Good Night! (Erato)
French pianist Bertrand Chamayou’s compilation of lullabies shows a degree of taste and independence unusual in a young soloist still at the start of his journey
Musical lullabies can quickly outlast their welcome. Everybody’s had the Brahms Wiegenlied sung to them at some point in infancy and many have experienced the sleepytime duet in Hansel and Gretel: the one they sing just before the witch becomes their nightmare. But one hearing is usually all I can bear of these bonbons.
It takes guts for a French pianist to produce a lullaby compilation without obligatory blobs of Debussy.
The beauty of this compilation by the French pianist Bertrand Chamayou is that it leads the ear down unexpected paths – some overgrown like Janacek’s crystalline opener, others unexpected, neglected or altogether unknown. Two etudes by Sergei Liapunov are drops of perfect chamomile. A dollop of Villa-Lobos takes us into a Brazilian jungle much thicker and more Freudian than Janacek’s urban alleyway.

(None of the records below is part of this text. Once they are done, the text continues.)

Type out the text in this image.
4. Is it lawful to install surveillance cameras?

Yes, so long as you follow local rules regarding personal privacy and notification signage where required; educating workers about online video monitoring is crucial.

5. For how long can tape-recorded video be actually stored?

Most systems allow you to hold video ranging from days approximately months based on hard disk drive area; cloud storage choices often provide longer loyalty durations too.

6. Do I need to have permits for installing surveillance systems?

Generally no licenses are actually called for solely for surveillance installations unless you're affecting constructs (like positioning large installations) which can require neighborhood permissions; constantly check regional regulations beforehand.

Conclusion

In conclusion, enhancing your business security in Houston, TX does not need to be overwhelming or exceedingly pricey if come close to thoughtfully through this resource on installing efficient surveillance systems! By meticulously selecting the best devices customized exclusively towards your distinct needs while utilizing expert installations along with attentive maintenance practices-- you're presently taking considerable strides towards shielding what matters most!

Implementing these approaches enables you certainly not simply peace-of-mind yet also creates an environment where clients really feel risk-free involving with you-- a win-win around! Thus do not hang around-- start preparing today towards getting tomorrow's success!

There’s a Berceuse by the German modernist Helmut Lachenmann that is so full of plinks and plonks it would put you to sleep in a concert, let alone your own bed. And the closing prelude by Charles-Valentin Alkan titled “I was asleep but my heart was awake” is so compelling I can’t understand why it’s hardly used as an encore.
It takes guts for a French pianist to produce a lullaby compilation without obligatory blobs of Debussy. It also shows a degree of taste and independence unusual in a young soloist still at the start of his journey. Chamayou is one to watch out for in the New Year, once the recital circuit reopens.